Après s’être laissé distancer par leur rival chinois, les Européens, Nokia et Ericsson en tête, redoublent d’efforts pour réduire l’écart
Au Japon, Nokia et Ericsson ont ainsi décroché, fin mai, un contrat auprès de SoftBank, l’un des poids lourds des télécoms du pays, au nez et à la barbe d’Huawei. Un coup dur pour la firme de Shenzhen, écartée de la course alors qu’elle fournissait traditionnellement l’opérateur.
Après s’être laissé distancer par leur rival chinois, les Européens redoublent d’efforts pour réduire l’écart, profitant de l’affaiblissement du champion du secteur pour avancer leurs pions. Malgré quelques retards dans le déploiement de ses équipements, le finlandais vient ainsi de conclure son quarante-deuxième contrat pour la 5G.
« Nous avons remporté en moyenne un contrat majeur par semaine depuis fin mars et nous sommes en discussion avec plus d’une centaine d’opérateurs. La 5G est notre priorité », explique Thierry Boisnon, président de Nokia en France.

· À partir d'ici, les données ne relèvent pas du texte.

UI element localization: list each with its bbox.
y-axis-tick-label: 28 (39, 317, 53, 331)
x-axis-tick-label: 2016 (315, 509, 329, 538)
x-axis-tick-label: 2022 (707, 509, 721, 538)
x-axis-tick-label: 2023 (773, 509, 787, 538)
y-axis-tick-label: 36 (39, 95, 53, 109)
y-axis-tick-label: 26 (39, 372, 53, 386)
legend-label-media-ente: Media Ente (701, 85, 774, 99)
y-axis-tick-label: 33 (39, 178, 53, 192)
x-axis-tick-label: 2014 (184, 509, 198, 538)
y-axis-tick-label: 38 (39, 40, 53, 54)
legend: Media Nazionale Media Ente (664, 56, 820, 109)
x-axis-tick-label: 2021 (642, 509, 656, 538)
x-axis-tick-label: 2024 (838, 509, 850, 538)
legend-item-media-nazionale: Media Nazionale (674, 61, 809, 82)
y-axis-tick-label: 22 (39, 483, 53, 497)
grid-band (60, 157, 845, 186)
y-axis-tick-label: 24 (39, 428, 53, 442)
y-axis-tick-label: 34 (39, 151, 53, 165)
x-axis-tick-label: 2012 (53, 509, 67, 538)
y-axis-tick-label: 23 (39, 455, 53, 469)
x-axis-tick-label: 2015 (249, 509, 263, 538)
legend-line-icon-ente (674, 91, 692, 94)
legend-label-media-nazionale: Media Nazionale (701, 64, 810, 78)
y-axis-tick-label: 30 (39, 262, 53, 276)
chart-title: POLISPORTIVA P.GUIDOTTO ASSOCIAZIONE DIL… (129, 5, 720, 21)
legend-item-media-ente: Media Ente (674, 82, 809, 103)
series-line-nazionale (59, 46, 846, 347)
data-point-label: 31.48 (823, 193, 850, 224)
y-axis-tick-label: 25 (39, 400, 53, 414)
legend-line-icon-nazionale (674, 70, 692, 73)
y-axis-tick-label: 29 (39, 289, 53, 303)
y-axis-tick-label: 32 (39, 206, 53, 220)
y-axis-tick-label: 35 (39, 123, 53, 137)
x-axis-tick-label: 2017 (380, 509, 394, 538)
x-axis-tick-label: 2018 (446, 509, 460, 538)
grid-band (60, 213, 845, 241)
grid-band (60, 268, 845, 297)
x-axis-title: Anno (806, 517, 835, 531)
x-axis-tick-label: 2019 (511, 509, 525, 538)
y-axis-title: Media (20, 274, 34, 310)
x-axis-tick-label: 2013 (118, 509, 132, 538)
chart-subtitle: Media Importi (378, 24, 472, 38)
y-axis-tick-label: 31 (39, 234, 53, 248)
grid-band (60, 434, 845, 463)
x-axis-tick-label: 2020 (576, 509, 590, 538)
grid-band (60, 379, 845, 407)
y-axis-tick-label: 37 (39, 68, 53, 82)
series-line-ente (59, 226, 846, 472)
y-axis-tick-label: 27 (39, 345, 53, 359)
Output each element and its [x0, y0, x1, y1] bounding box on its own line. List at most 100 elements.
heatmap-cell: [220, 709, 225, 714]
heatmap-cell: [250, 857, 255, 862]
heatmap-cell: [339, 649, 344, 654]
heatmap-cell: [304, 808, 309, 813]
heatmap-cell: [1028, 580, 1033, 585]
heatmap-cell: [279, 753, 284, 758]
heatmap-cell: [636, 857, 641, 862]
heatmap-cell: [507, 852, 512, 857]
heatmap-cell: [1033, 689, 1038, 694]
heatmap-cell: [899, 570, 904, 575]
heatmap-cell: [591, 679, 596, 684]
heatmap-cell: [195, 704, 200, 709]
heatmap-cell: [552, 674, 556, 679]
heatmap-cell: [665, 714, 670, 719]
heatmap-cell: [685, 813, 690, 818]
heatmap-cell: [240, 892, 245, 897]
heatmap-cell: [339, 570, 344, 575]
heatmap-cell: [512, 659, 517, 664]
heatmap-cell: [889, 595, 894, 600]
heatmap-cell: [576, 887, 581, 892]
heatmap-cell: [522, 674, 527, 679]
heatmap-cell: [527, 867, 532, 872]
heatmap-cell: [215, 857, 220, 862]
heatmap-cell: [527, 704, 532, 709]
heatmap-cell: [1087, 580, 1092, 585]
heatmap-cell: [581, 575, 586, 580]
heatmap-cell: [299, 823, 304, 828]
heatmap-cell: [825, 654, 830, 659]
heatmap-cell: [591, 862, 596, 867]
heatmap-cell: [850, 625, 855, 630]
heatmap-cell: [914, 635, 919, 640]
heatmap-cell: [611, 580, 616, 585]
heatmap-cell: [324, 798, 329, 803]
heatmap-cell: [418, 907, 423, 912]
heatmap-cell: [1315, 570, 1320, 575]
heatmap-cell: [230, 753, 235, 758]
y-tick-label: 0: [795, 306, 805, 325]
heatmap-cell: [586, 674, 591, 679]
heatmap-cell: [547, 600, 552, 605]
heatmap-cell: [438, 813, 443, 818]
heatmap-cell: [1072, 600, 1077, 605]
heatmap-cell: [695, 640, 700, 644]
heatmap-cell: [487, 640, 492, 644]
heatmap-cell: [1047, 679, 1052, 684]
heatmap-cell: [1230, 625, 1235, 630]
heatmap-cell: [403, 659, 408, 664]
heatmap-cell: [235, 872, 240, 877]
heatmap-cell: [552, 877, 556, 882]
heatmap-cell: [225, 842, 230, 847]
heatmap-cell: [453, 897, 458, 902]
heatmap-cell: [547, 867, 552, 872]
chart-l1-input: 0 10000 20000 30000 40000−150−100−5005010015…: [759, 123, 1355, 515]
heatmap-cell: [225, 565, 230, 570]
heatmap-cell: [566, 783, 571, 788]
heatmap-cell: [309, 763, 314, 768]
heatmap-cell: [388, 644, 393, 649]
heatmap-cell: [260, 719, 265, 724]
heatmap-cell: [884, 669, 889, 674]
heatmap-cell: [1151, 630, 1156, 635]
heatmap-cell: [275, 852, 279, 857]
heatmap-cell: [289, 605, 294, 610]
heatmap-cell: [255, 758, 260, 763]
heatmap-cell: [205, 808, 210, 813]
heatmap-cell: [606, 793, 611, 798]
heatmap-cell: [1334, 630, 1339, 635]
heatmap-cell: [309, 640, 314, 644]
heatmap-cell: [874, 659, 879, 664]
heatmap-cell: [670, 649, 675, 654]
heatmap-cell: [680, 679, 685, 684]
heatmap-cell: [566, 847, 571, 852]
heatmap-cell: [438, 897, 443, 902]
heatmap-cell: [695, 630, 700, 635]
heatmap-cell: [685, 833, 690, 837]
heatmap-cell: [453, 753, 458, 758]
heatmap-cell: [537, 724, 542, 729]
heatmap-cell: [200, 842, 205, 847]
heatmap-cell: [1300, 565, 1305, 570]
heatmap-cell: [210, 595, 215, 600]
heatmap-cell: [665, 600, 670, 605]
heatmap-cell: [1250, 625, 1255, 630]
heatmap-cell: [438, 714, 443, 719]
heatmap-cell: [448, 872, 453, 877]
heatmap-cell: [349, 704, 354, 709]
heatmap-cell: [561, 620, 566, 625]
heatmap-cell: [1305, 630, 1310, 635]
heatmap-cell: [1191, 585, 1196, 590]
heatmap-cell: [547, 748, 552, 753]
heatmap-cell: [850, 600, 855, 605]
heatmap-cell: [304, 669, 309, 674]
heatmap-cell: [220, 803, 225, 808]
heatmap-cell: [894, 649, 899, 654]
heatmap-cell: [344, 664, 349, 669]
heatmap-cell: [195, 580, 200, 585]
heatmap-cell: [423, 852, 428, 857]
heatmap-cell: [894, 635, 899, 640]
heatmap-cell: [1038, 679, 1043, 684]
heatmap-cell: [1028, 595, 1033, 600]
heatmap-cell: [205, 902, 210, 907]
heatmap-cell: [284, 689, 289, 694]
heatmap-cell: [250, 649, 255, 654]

Avec vingt et un contrats dans sa besace, son voisin suédois affiche deux fois moins de signatures, mais peut se targuer d’avoir allumé la plupart des réseaux en activité. « Nous fournissons huit des dix réseaux 5G déjà déployés dans le monde », souligne Franck Bouétard, le patron en France d’Ericsson.
Si les difficultés d’Huawei laissent une occasion à ses rivaux de prendre quelques longueurs d’avance, les équipementiers européens se gardent de tout triomphalisme prématuré. « Il peut certes y avoir un avantage à court terme, mais, à moyen terme, personne ne sortira gagnant d’une telle situation », juge M. Bouétard, pour qui l’incertitude pesant sur Huawei pourrait, de manière plus générale, refroidir les ardeurs des opérateurs dans leurs investissements.